I have been trying experiment with improving performance of strcmp
under certain conditions. However, I unfortunately cannot even get an implementation of plain vanilla strcmp
to perform as well as the library implementation.
I saw a similar question, but the answers say the difference was from the compiler optimizing away the comparison on string literals. My test does not use string literals.
Here's the implementation (comparisons.cpp)
int strcmp_custom(const char* a, const char* b) {
while (*b == *a) {
if (*a == '\0') return 0;
a++;
b++;
}
return *b - *a;
}
And here's the test driver (driver.cpp):
#include "comparisons.h"
#include <array>
#include <chrono>
#include <iostream>
void init_string(char* str, int nChars) {
// 10% of strings will be equal, and 90% of strings will have one char different.
// This way, many strings will share long prefixes so strcmp has to exercise a bit.

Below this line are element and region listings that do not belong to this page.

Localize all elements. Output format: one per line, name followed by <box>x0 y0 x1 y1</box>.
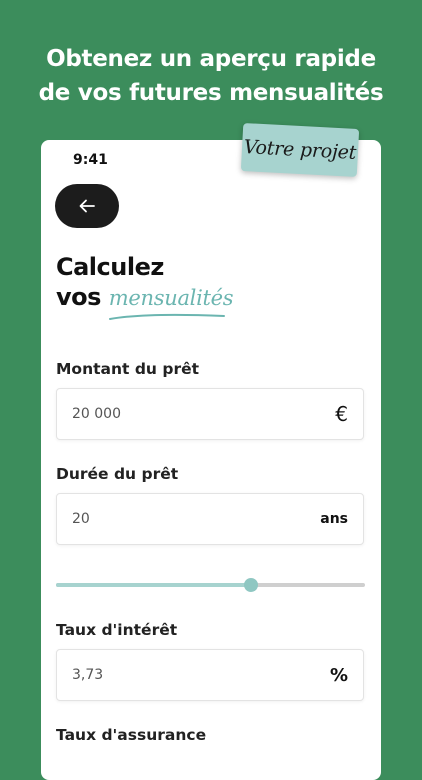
page-title-line-1: Calculez <box>56 253 164 281</box>
status-bar-time: 9:41 <box>73 152 108 168</box>
page-title-prefix: vos <box>56 283 101 311</box>
back-button[interactable] <box>55 184 119 228</box>
arrow-left-icon <box>79 199 95 213</box>
promo-headline-line-2: de vos futures mensualités <box>38 80 384 106</box>
duration-slider[interactable] <box>56 577 365 593</box>
phone-screen: 9:41 Calculez vos mensualités Montant du… <box>41 140 381 780</box>
rate-field[interactable]: 3,73 % <box>56 649 364 701</box>
duration-field[interactable]: 20 ans <box>56 493 364 545</box>
duration-unit: ans <box>320 511 348 527</box>
promo-headline-line-1: Obtenez un aperçu rapide <box>46 46 376 72</box>
rate-label: Taux d'intérêt <box>56 621 178 639</box>
rate-value: 3,73 <box>72 667 104 683</box>
duration-value: 20 <box>72 511 90 527</box>
page-title: Calculez vos mensualités <box>56 252 234 313</box>
euro-icon: € <box>335 402 348 426</box>
duration-label: Durée du prêt <box>56 465 179 483</box>
title-underline-decoration <box>109 313 225 320</box>
insurance-label: Taux d'assurance <box>56 726 207 744</box>
page-title-accent: mensualités <box>108 286 234 310</box>
duration-slider-fill <box>56 583 251 587</box>
amount-label: Montant du prêt <box>56 360 200 378</box>
project-sticker-label: Votre projet <box>243 136 357 164</box>
duration-slider-thumb[interactable] <box>243 578 258 592</box>
percent-icon: % <box>329 664 348 686</box>
promo-headline: Obtenez un aperçu rapide de vos futures … <box>0 42 422 110</box>
project-sticker: Votre projet <box>240 122 360 178</box>
amount-value: 20 000 <box>72 406 121 422</box>
amount-field[interactable]: 20 000 € <box>56 388 364 440</box>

// Using random strings still shows the custom implementation as slower (just less so).
str[nChars - 1] = '\0';
for (int i = 0; i < nChars - 1; i++)
str[i] = (i % 94) + 32;
if (rand() % 10 != 0)
str[rand() % (nChars - 1)] = 'x';
}
int main(int argc, char** argv) {
srand(1234);
// Pre-generate some strings to compare.
const int kSampleSize = 100;
std::array<char[1024], kSampleSize> strings;
for (int i = 0; i < kSampleSize; i++)
init_string(strings[i], kSampleSize);
auto start = std::chrono::high_resolution_clock::now();
for (int i = 0; i < kSampleSize; i++)
for (int j = 0; j < kSampleSize; j++)
strcmp(strings[i], strings[j]);
auto end = std::chrono::high_resolution_clock::now();
std::cout << "strcmp - " << (end - start).count() << std::endl;
start = std::chrono::high_resolution_clock::now();
for (int i = 0; i < kSampleSize; i++)
for (int j = 0; j < kSampleSize; j++)
strcmp_custom(strings[i], strings[j]);
end = std::chrono::high_resolution_clock::now();
std::cout << "strcmp_custom - " << (end - start).count() << std::endl;
}
And my makefile:
CC=clang++
test: driver.o comparisons.o
$(CC) -o test driver.o comparisons.o
# Compile the test driver with optimizations off.

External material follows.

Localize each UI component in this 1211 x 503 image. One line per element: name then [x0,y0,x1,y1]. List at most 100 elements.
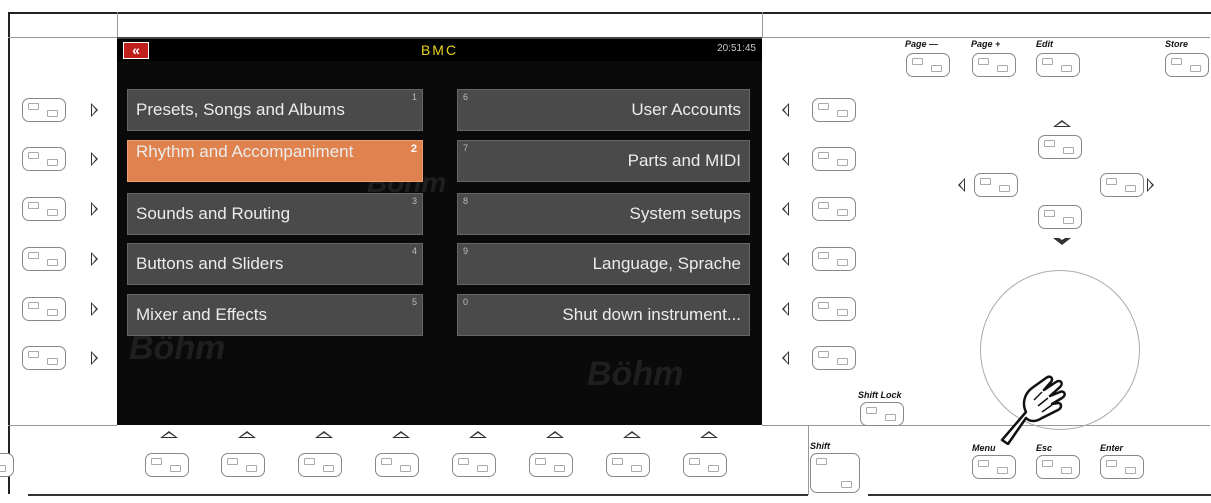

driver.o: driver.cpp comparisons.h
$(CC) -c -o driver.o -std=c++11 -O0 driver.cpp
# Compile the code being tested separately with optimizations on.
comparisons.o: comparisons.cpp comparisons.h
$(CC) -c -o comparisons.o -std=c++11 -O3 comparisons.cpp
clean:
rm comparisons.o driver.o test
On the advice of this answer, I compiled my comparison function in a separate compilation unit with optimizations and compiled the driver with optimizations turned off, but I still get a slowdown of about 5x.
strcmp - 154519
strcmp_custom - 506282
I also tried copying the FreeBSD implementation but got similar results.
I'm wondering if my performance measurement is overlooking something. Or is the standard library implementation doing something fancier?